This work investigates the conditions under which approximate reward models are effective for scaling inference, specifically when they suffice to support efficient reasoning. Focusing on sequential Monte Carlo (SMC)-based inference frameworks, the study introduces Bellman error as a key metric for evaluating the quality of approximate reward models and theoretically analyzes how this error governs the allocation of computational resources to enhance inference capabilities. The central contribution is a proof that when the Bellman error of an approximate reward model is bounded by O(1/T), the computational complexity of inference over sequences of length T can be reduced from exponential to polynomial, thereby achieving an exponential gain in efficiency.

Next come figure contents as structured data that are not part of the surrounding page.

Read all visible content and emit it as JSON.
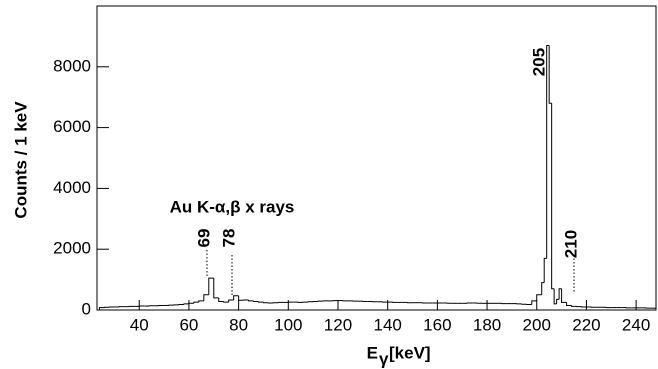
{
  "chart_data": {
    "type": "histogram",
    "y_label": "Counts / 1 keV",
    "x_label_symbol": "E",
    "x_label_subscript": "γ",
    "x_label_unit": "[keV]",
    "annotation": "Au K-α,β x rays",
    "peak_labels": [
      "69",
      "78",
      "205",
      "210"
    ],
    "color": "#000000",
    "xlim": [
      23,
      248
    ],
    "xticks": [
      40,
      60,
      80,
      100,
      120,
      140,
      160,
      180,
      200,
      220,
      240
    ],
    "ylim": [
      0,
      10000
    ],
    "yticks": [
      0,
      2000,
      4000,
      6000,
      8000
    ],
    "bins": [
      24,
      26,
      28,
      30,
      32,
      34,
      36,
      38,
      40,
      42,
      44,
      46,
      48,
      50,
      52,
      54,
      56,
      58,
      60,
      62,
      64,
      66,
      68,
      70,
      72,
      74,
      76,
      78,
      80,
      82,
      84,
      86,
      88,
      90,
      92,
      94,
      96,
      98,
      100,
      102,
      104,
      106,
      108,
      110,
      112,
      114,
      116,
      118,
      120,
      122,
      124,
      126,
      128,
      130,
      132,
      134,
      136,
      138,
      140,
      142,
      144,
      146,
      148,
      150,
      152,
      154,
      156,
      158,
      160,
      162,
      164,
      166,
      168,
      170,
      172,
      174,
      176,
      178,
      180,
      182,
      184,
      186,
      188,
      190,
      192,
      194,
      196,
      198,
      200,
      202,
      203,
      204,
      205,
      206,
      207,
      208,
      209,
      210,
      212,
      214,
      216,
      218,
      220,
      222,
      224,
      226,
      228,
      230,
      232,
      234,
      236,
      238,
      240,
      242,
      244,
      246,
      248
    ],
    "values": [
      80,
      90,
      100,
      100,
      110,
      110,
      120,
      120,
      130,
      130,
      140,
      140,
      150,
      150,
      160,
      170,
      180,
      200,
      220,
      260,
      300,
      500,
      1050,
      400,
      280,
      260,
      330,
      470,
      320,
      330,
      300,
      280,
      260,
      240,
      230,
      240,
      250,
      250,
      260,
      260,
      250,
      260,
      270,
      280,
      290,
      300,
      300,
      310,
      310,
      300,
      300,
      290,
      290,
      280,
      280,
      270,
      270,
      260,
      260,
      250,
      250,
      250,
      240,
      240,
      240,
      230,
      230,
      230,
      230,
      230,
      220,
      220,
      220,
      220,
      230,
      230,
      220,
      220,
      220,
      220,
      220,
      210,
      210,
      210,
      200,
      190,
      180,
      300,
      500,
      900,
      1700,
      8700,
      6800,
      700,
      200,
      350,
      700,
      250,
      150,
      120,
      110,
      100,
      100,
      90,
      90,
      90,
      80,
      80,
      80,
      80,
      70,
      70,
      70,
      70,
      60,
      60
    ]
  }
}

Inference-time scaling has recently emerged as a powerful paradigm for improving the reasoning capability of large language models. Among various approaches, Sequential Monte Carlo (SMC) has become a particularly important framework, enabling iterative generation, evaluation, rejection, and resampling of intermediate reasoning trajectories. A central component in this process is the reward model, which evaluates partial solutions and guides the allocation of computation during inference. However, in practice, true reward models are never available. All deployed systems rely on approximate reward models, raising a fundamental question: Why and when do approximate reward models suffice for effective inference-time scaling? In this work, we provide a theoretical answer. We identify the Bellman error of the approximate reward model as the key quantity governing the effectiveness of SMC-based inference-time scaling. For a reasoning process of length $T$, we show that if the Bellman error of the approximate reward model is bounded by $O(1/T)$, then combining this reward model with SMC reduces the computational complexity of reasoning from exponential in $T$ to polynomial in $T$. This yields an exponential improvement in inference efficiency despite using only approximate rewards.